Is there a more straightforward way to split a BAM mapping file?? Currently from a BAM file I’m splitting a BAM with Split Bam which gives me a Mapped and Unmapped BAM. Then using Samtofastq to give me the paired reads, then having to compress the files back to a fastqsanger.gz, it seems there is probably a more straightforward way to do this???
Also, I have only been using a single reference for each mapping. Is there a way to use multiple reference sequences, then be able to extract the mappings for each one at the same time??
Hi @Jon_Colman
Samtools fastx can produce fastq or compressed version of format.
If you have many samples, Galaxy workflow might be a good option. Workflows can be added into the tool panel, so, you’ll get a personal “tool”.
You probably can concatenate reference genomes into “super-reference” and use it for mapping. You can filter BAM files on chromosomes and regions. You probably will need small files in BED format describing individual genomes. If you select several BED files describing individual assemblies for a BAM filtering jobs, you probably will get several BAM files with reads mapped to individual assemblies.

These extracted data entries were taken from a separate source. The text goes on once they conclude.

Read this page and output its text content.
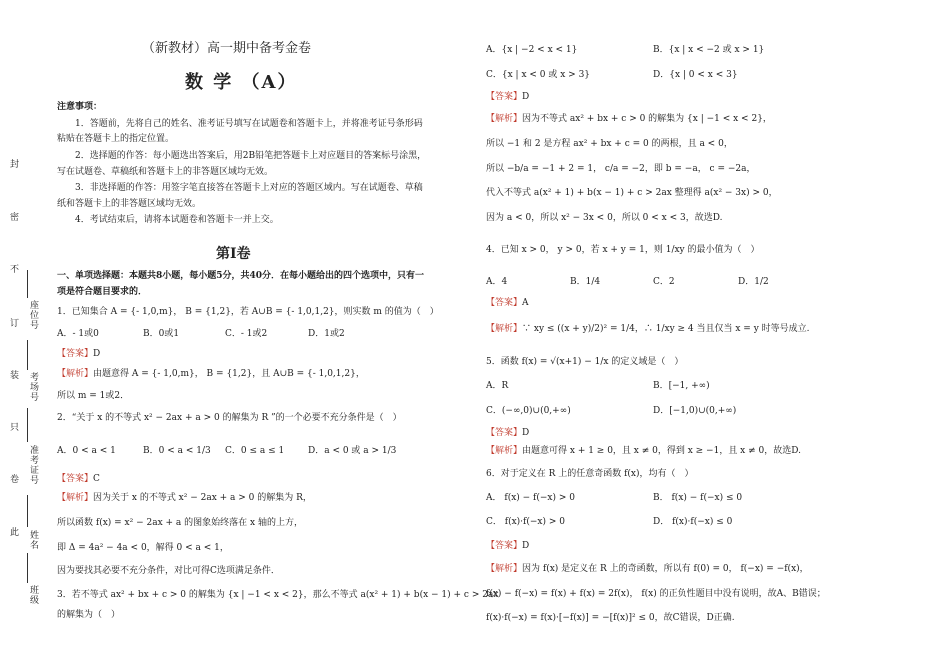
封
密
不
订
装
只
卷
此
座位号
考场号
准考证号
姓名
班级
（新教材）高一期中备考金卷
数 学 （A）
注意事项：
1．答题前，先将自己的姓名、准考证号填写在试题卷和答题卡上，并将准考证号条形码
粘贴在答题卡上的指定位置。
2．选择题的作答：每小题选出答案后，用2B铅笔把答题卡上对应题目的答案标号涂黑，
写在试题卷、草稿纸和答题卡上的非答题区域均无效。
3．非选择题的作答：用签字笔直接答在答题卡上对应的答题区域内。写在试题卷、草稿
纸和答题卡上的非答题区域均无效。
4．考试结束后，请将本试题卷和答题卡一并上交。
第Ⅰ卷
一、单项选择题：本题共8小题，每小题5分，共40分．在每小题给出的四个选项中，只有一
项是符合题目要求的．
1．已知集合 A = {- 1,0,m}， B = {1,2}，若 A∪B = {- 1,0,1,2}，则实数 m 的值为（　）
A．- 1或0	B．0或1	C．- 1或2	D．1或2
【答案】D
【解析】由题意得 A = {- 1,0,m}， B = {1,2}，且 A∪B = {- 1,0,1,2}，
所以 m = 1或2．
2．“关于 x 的不等式 x² − 2ax + a > 0 的解集为 R ”的一个必要不充分条件是（　）
A．0 < a < 1	B．0 < a < 1/3 C．0 ≤ a ≤ 1	D．a < 0 或 a > 1/3
【答案】C
【解析】因为关于 x 的不等式 x² − 2ax + a > 0 的解集为 R，
所以函数 f(x) = x² − 2ax + a 的图象始终落在 x 轴的上方，
即 Δ = 4a² − 4a < 0，解得 0 < a < 1，
因为要找其必要不充分条件，对比可得C选项满足条件．
3．若不等式 ax² + bx + c > 0 的解集为 {x | −1 < x < 2}，那么不等式 a(x² + 1) + b(x − 1) + c > 2ax
的解集为（　）
A．{x | −2 < x < 1}	B．{x | x < −2 或 x > 1}
C．{x | x < 0 或 x > 3}	D．{x | 0 < x < 3}
【答案】D
【解析】因为不等式 ax² + bx + c > 0 的解集为 {x | −1 < x < 2}，
所以 −1 和 2 是方程 ax² + bx + c = 0 的两根，且 a < 0，
所以 −b/a = −1 + 2 = 1， c/a = −2，即 b = −a， c = −2a，
代入不等式 a(x² + 1) + b(x − 1) + c > 2ax 整理得 a(x² − 3x) > 0，
因为 a < 0，所以 x² − 3x < 0，所以 0 < x < 3，故选D.
4．已知 x > 0， y > 0，若 x + y = 1，则 1/xy 的最小值为（　）
A．4	B．1/4	C．2	D．1/2
【答案】A
【解析】∵ xy ≤ ((x + y)/2)² = 1/4，∴ 1/xy ≥ 4 当且仅当 x = y 时等号成立.
5．函数 f(x) = √(x+1) − 1/x 的定义域是（　）
A．R	B．[−1, +∞)
C．(−∞,0)∪(0,+∞)	D．[−1,0)∪(0,+∞)
【答案】D
【解析】由题意可得 x + 1 ≥ 0，且 x ≠ 0，得到 x ≥ −1，且 x ≠ 0，故选D.
6．对于定义在 R 上的任意奇函数 f(x)，均有（　）
A． f(x) − f(−x) > 0	B． f(x) − f(−x) ≤ 0
C． f(x)·f(−x) > 0	D． f(x)·f(−x) ≤ 0
【答案】D
【解析】因为 f(x) 是定义在 R 上的奇函数，所以有 f(0) = 0， f(−x) = −f(x)，
f(x) − f(−x) = f(x) + f(x) = 2f(x)， f(x) 的正负性题目中没有说明，故A、B错误；
f(x)·f(−x) = f(x)·[−f(x)] = −[f(x)]² ≤ 0，故C错误，D正确.
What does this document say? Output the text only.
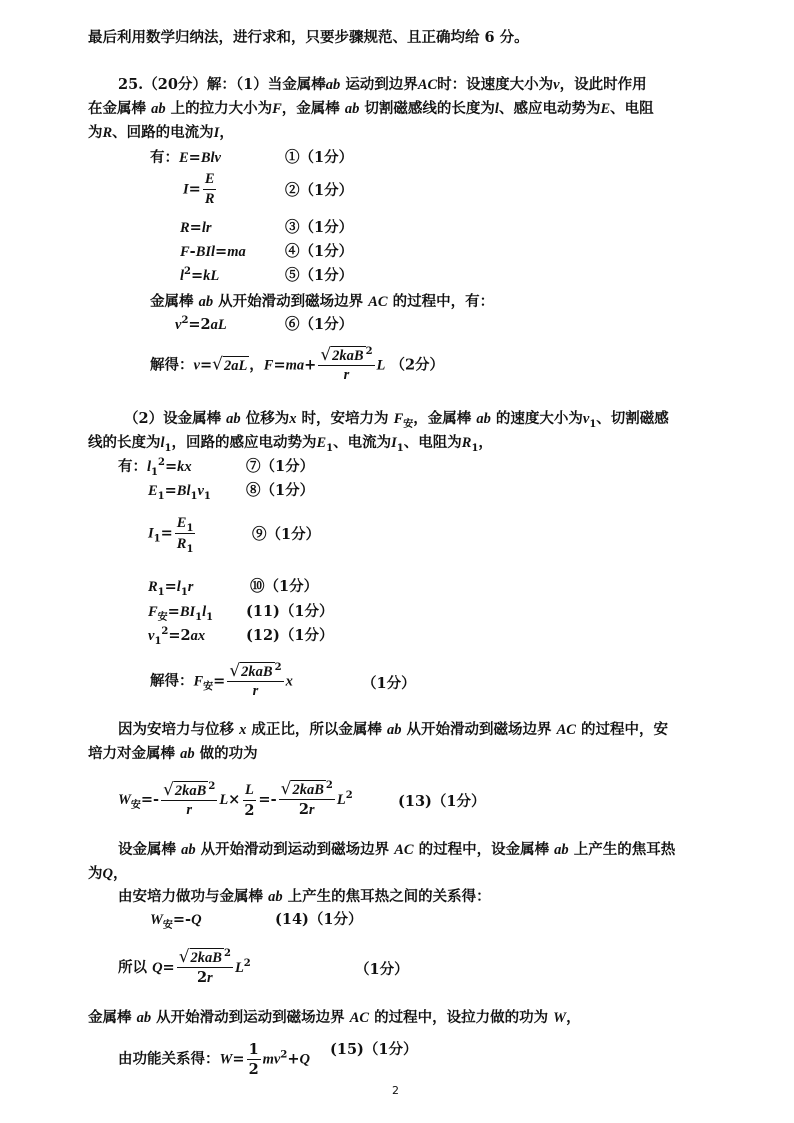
最后利用数学归纳法，进行求和，只要步骤规范、且正确均给 6 分。
25.（20分）解：（1）当金属棒ab 运动到边界AC时：设速度大小为v，设此时作用
在金属棒 ab 上的拉力大小为F，金属棒 ab 切割磁感线的长度为l、感应电动势为E、电阻
为R、回路的电流为I，
有：E=Blv	①（1分）
$I= \frac{E}{R}$	②（1分）
R=lr	③（1分）
F-BIl=ma	④（1分）
$l^2=kL$	⑤（1分）
金属棒 ab 从开始滑动到磁场边界 AC 的过程中，有：
$v^2=2aL$	⑥（1分）
解得：v=√2aL ，$F=ma+ \frac{√2kaB ^2}{r}$ L （2分）
（2）设金属棒 ab 位移为x 时，安培力为 $F_安$，金属棒 ab 的速度大小为$v_1$、切割磁感
线的长度为$l_1$，回路的感应电动势为$E_1$、电流为$I_1$、电阻为$R_1$，
有：$l_1^2=kx$	⑦（1分）
$E_1=Bl_1v_1$ ⑧（1分）
$I_1= \frac{E_1}{R_1}$	⑨（1分）
$R_1=l_1r$	⑩（1分）
$F_安=BI_1l_1$ (11)（1分）
$v_1^2=2ax$	(12)（1分）
解得：$F_安= \frac{√2kaB ^2}{r}$ x	（1分）
因为安培力与位移 x 成正比，所以金属棒 ab 从开始滑动到磁场边界 AC 的过程中，安
培力对金属棒 ab 做的功为
$W_安=- \frac{√2kaB ^2}{r} L\times \frac{L}{2} =- \frac{√2kaB ^2}{2r} L^2$	(13)（1分）
设金属棒 ab 从开始滑动到运动到磁场边界 AC 的过程中，设金属棒 ab 上产生的焦耳热
为Q，
由安培力做功与金属棒 ab 上产生的焦耳热之间的关系得：
$W_安=-Q$	(14)（1分）
所以 $Q= \frac{√2kaB ^2}{2r} L^2$	（1分）
金属棒 ab 从开始滑动到运动到磁场边界 AC 的过程中，设拉力做的功为 W，
由功能关系得：$W= \frac{1}{2} mv^2+Q$
(15)（1分）
2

Most of that is a bit over my head, but trying to make a tool could be a good option. So essentially on the original question on getting back to an R1/R2 fastqsanger from a bam file.
I need to initially map my reads, results in BAM
I need to split my BAM into Mapped and Unmapped (Split Bam)
Then take the Mapped and Unmapped BAM, convert to fastqsanger.gz with Samtools fastx, then de-interleave.
I like the idea of concatenate my references together, I could remap individually much faster.